Cette proposition est bloquée par l’intransigeance de pays, dont l’Allemagne, qui ont donné la priorité à la protection des intérêts de leurs propres industries pharmaceutiques. Les gouvernements de l’UE devraient également employer tous les outils politiques et juridiques disponibles pour pousser les sociétés pharmaceutiques à partager la technologie et le savoir-faire en matière de vaccins par le biais du pool d’accès aux technologies Covid de l’OMS, le C-TAP, un pool mondial volontaire de propriété intellectuelle, et du hub mRNA d’Afrique du Sud. Le récent accord entre l’Espagne et l’OMS pour développer un test d’anticorps est un bon exemple des types de partenariats C-TAP possibles.

Faire attention aux conséquences de l’injustice vaccinale

De son côté, le président français Emmanuel Macron a salué les résultats de l’UE en matière d’exportation de vaccins, mais, en réalité, sur les 10 milliards de doses administrées fin janvier, 77 % l’ont été dans les pays les plus riches. Cette injustice vaccinale qui perdure doit rester gravée dans la mémoire de l’humanité. Si cette inégalité persiste, des variants dangereux continueront à circuler, menaçant des vies, la santé et la reprise économique.

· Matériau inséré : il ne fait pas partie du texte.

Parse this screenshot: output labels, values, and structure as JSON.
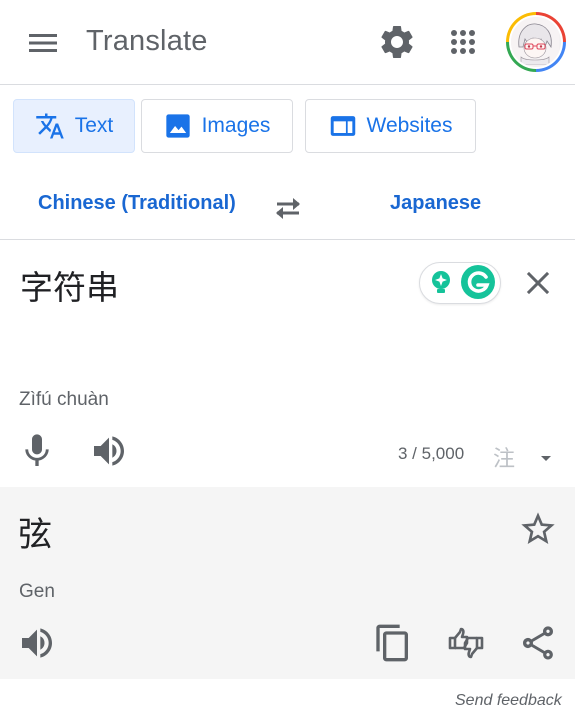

La pandémie de Covid-19 a démasqué les intérêts personnels qui sous-tendent les dynamiques mondiales favorisant les pays riches du Nord en nous portant préjudice à tous. Il est grand temps de briser ce cycle de dépendance et de le remplacer par une coopération sanitaire mondiale fondée sur le respect mutuel et la justice.

* Aggrey Aluso est directeur du programme santé et droits de l’Open Society Initiative en Afrique de l’Est.